Professeur spécialisé en économie des transports à TSE, Marc Ivaldi évoque plusieurs pistes pour lutter contre l'autosolisme qui touche la majorité des conducteurs.
L'autosolisme semble être devenu le mode préféré des conducteurs, à une époque où la réduction des gaz à effet de serre dans l'atmosphère est plus que jamais indispensable?
C'est le problème essentiel. Car les émissions de CO2 du transport,c'est la voiture. C'est aussi l'avion, mais dans une moindre mesure : c'est 5 % des émissions de CO2. La voiture est à 60/ 65 %. En effet, l'utilisation de la voiture est le problème central. Je suis absolument étonné, d'ailleurs, qu'on ne mette pas les choses en parallèle. On parle de l'augmentation du prix de l'essence, mais on a oublié ce qui s'est passé cet été qui montre que le réchauffement climatique est devenu important.
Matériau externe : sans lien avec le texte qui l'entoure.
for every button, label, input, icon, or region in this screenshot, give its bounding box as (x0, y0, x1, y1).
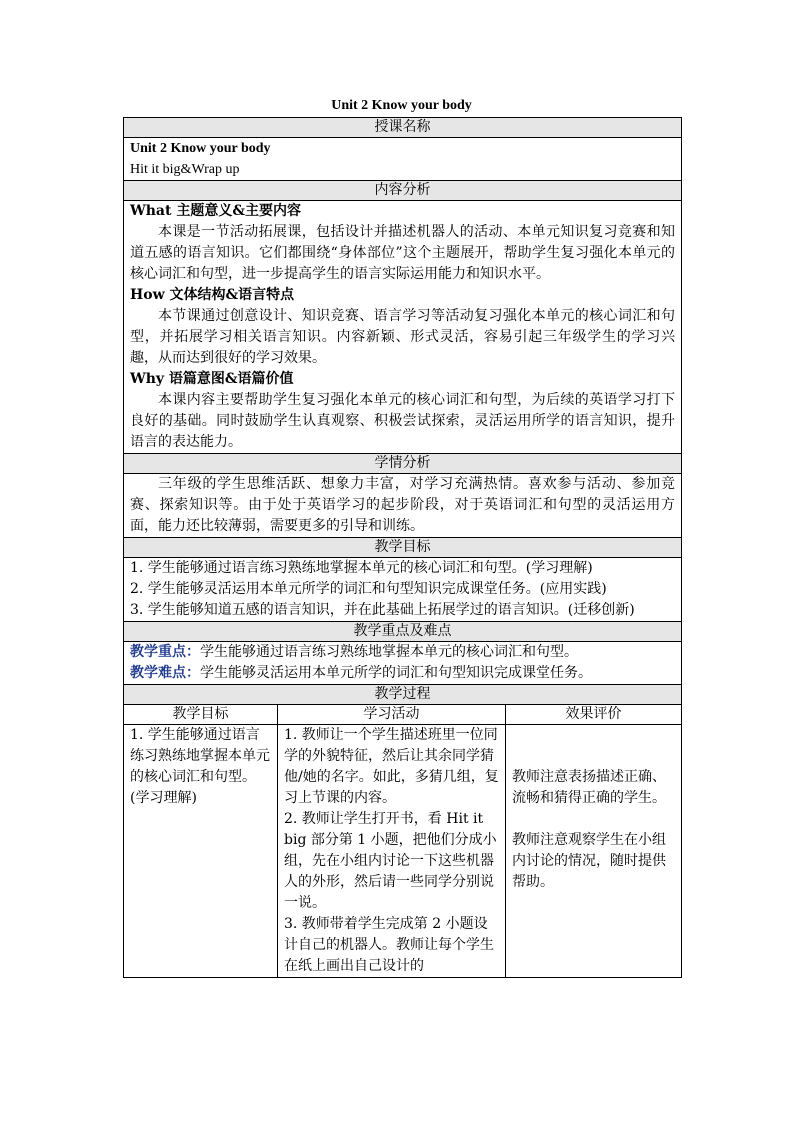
difficulty-text: 学生能够灵活运用本单元所学的词汇和句型知识完成课堂任务。 (200, 665, 592, 681)
course-name-cell (124, 138, 682, 181)
what-paragraph: 本课是一节活动拓展课，包括设计并描述机器人的活动、本单元知识复习竞赛和知道五感的语言知识。它们都围绕“身体部位”这个主题展开，帮助学生复习强化本单元的核心词汇和句型，进一步提高学生的语言实际运用能力和知识水平。 (130, 224, 675, 282)
process-col-objective: 教学目标 (124, 705, 278, 725)
content-analysis-header: 内容分析 (124, 181, 682, 201)
student-analysis-cell (124, 474, 682, 538)
how-heading: How 文体结构&语言特点 (130, 287, 295, 303)
key-points-cell (124, 642, 682, 685)
activity-item: 2. 教师让学生打开书，看 Hit it big 部分第 1 小题，把他们分成小组，先在小组内讨论一下这些机器人的外形，然后请一些同学分别说一说。 (284, 811, 497, 911)
why-heading: Why 语篇意图&语篇价值 (130, 371, 294, 387)
how-paragraph: 本节课通过创意设计、知识竞赛、语言学习等活动复习强化本单元的核心词汇和句型，并拓展学习相关语言知识。内容新颖、形式灵活，容易引起三年级学生的学习兴趣，从而达到很好的学习效果。 (130, 308, 675, 366)
process-objective-cell (124, 725, 278, 978)
objective-item: 2. 学生能够灵活运用本单元所学的词汇和句型知识完成课堂任务。(应用实践) (130, 581, 607, 597)
objectives-header: 教学目标 (124, 538, 682, 558)
content-analysis-cell (124, 201, 682, 454)
course-subtitle: Hit it big&Wrap up (130, 162, 240, 177)
course-title: Unit 2 Know your body (130, 141, 271, 156)
what-heading: What 主题意义&主要内容 (130, 203, 301, 219)
student-analysis-paragraph: 三年级的学生思维活跃、想象力丰富，对学习充满热情。喜欢参与活动、参加竞赛、探索知识等。由于处于英语学习的起步阶段，对于英语词汇和句型的灵活运用方面，能力还比较薄弱，需要更多的引导和训练。 (130, 476, 675, 534)
process-col-activity: 学习活动 (278, 705, 506, 725)
objective-item: 1. 学生能够通过语言练习熟练地掌握本单元的核心词汇和句型。(学习理解) (130, 560, 593, 576)
objectives-cell (124, 558, 682, 622)
focus-label: 教学重点： (130, 644, 200, 660)
key-points-header: 教学重点及难点 (124, 622, 682, 642)
process-header: 教学过程 (124, 685, 682, 705)
process-objective-text: 1. 学生能够通过语言练习熟练地掌握本单元的核心词汇和句型。(学习理解) (130, 727, 270, 806)
difficulty-line (130, 663, 675, 684)
activity-item: 1. 教师让一个学生描述班里一位同学的外貌特征，然后让其余同学猜他/她的名字。如此，多猜几组，复习上节课的内容。 (284, 727, 499, 806)
course-name-header: 授课名称 (124, 118, 682, 138)
page-title: Unit 2 Know your body (331, 98, 472, 113)
student-analysis-header: 学情分析 (124, 454, 682, 474)
lesson-plan-table (123, 117, 682, 978)
process-evaluation-cell (506, 725, 682, 978)
process-activity-cell (278, 725, 506, 978)
focus-line (130, 642, 675, 663)
activity-item: 3. 教师带着学生完成第 2 小题设计自己的机器人。教师让每个学生在纸上画出自己设计的 (284, 916, 494, 974)
focus-text: 学生能够通过语言练习熟练地掌握本单元的核心词汇和句型。 (200, 644, 578, 660)
why-paragraph: 本课内容主要帮助学生复习强化本单元的核心词汇和句型，为后续的英语学习打下良好的基础。同时鼓励学生认真观察、积极尝试探索，灵活运用所学的语言知识，提升语言的表达能力。 (130, 392, 675, 450)
process-col-evaluation: 效果评价 (506, 705, 682, 725)
objective-item: 3. 学生能够知道五感的语言知识，并在此基础上拓展学过的语言知识。(迁移创新) (130, 602, 635, 618)
evaluation-item: 教师注意表扬描述正确、流畅和猜得正确的学生。 (512, 769, 666, 806)
evaluation-item: 教师注意观察学生在小组内讨论的情况，随时提供帮助。 (512, 832, 666, 890)
difficulty-label: 教学难点： (130, 665, 200, 681)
Faire baisser le prix de l'essence, c'est augmenter l'utilisation de la voiture et donc les émissions de CO2. Je ne comprends pas pourquoi tous les partis politiques proposent des solutions pour faire baisser le prix de l'essence
Comment expliquez ce phénomène du conducteur seul au volant qui résiste au covoiturage ? Les statistiques de Vinci sont connues depuis longtemps. Tous les déplacements à moins d'un km, dans leur grande majorité, se font en voiture. Je prends ma voiture pour emmener mon enfant à l'école, qui est parfois près du domicile, ensuite je prends ma voiture pour me rendre au travail. Donc, je me retrouve seul en voiture. Pourquoi ce mode de déplacement est plébiscité ? Parce que la voiture est le mode de transport le plus flexible. Il est toujours là. En banlieue, il est devant la maison. Je peux donc partir à tout moment. Ce n'est pas comme aller à la gare et attendre le prochain train. C'est un outil flexible qui le restera. On ne pourra donc jamais réduire le nombre de véhicules pour lutter contre le réchauffement climatique ? Ce sera très difficile de se passer de cette flexibilité. Même si toutes voitures sont électriques, on enlève de la pollution mais on n'enlèvera pas le fait qu'il y aura toujours des embouteillages. Ce qui veut dire qu'on utilisera plus d'électricité, donc il faudra plus d'énergie nucléaire, solaire. On déplace le problème. Contrairement à ce que pensent les écologistes, il faudra continuer d'investir dans les infrastructures routières.